Abstract

This article will bring together the work of Soren Kierkegaard and John Wesley for the purpose of showing the relevance of their theologies for the empowerment of women. The particular focus will be on the doctrine of original sin. The paper will first address the question of why Augustine’s novel doctrine became the orthodox position and why his construction restricts its applicability to women. It will then move to Soren Kierkegaard’s understanding of anxiety and despair in his treatise, The Sickness Unto Death. In the theology of Soren Kierkegaard, there is room to interpret his understanding of original sin as “gendered”. For him, despair is the counterpart of original sin. It finds two forms: 1. despair is willing to be a self apart from the Power (God) that constitutes the self, and 2. despair is not willing to be a self at all. Feminists have questioned the legitimacy of original sin in its traditional form, and a few have even used Kierkegaard on the way to offering an alternative to pride. One method used here is to explicate this insight further. Another method is to put Kierkegaard and John Wesley in dialogue for the purpose of imagining selfhood for women more hopefully.

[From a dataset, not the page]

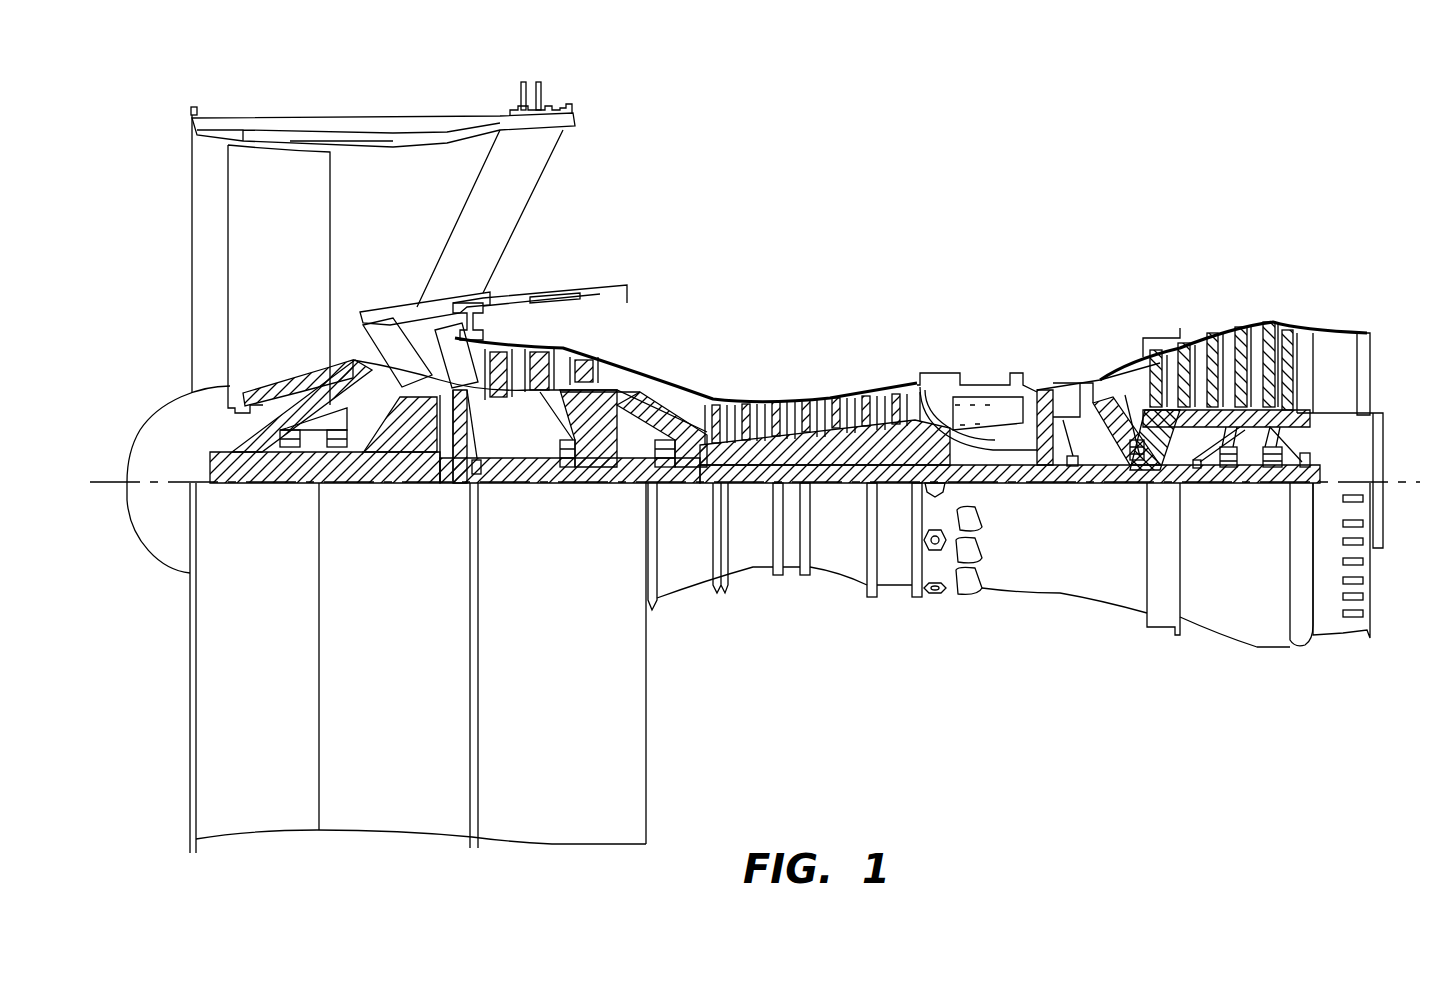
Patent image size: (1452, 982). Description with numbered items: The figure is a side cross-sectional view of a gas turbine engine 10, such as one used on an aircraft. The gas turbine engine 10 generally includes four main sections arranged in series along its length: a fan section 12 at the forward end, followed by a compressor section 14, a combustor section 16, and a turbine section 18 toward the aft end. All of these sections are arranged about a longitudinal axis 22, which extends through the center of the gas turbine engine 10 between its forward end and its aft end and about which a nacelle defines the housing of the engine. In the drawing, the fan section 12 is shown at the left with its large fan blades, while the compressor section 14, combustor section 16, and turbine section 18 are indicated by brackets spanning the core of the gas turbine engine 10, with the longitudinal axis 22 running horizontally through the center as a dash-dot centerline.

If “despair” can be imagined as a wounding of the self, Wesley’s therapeutic model—seeing original sin as a disease and sanctification as its cure—has much to offer the conversation on personhood and empowered subjectivity, particularly for women. The primary research question investigated here is how a conversation between feminism, Kierkegaard, and Wesley offers an alternative to Augustine’s “orthodoxy” without rendering the idea of original sin completely untenable and useless for women within Christianity. Even though Wesley’s curative paradigm has been highlighted in more recent years, its particular strength to speak into the lives of those who do not/cannot will to be a self has perhaps yet to be fully mined. It reveals itself in the entire Wesleyan history of affirming women. However, the author believes the potential power of Wesley’s theology can be further unleashed by examining its mechanism’s in countering “female despair”.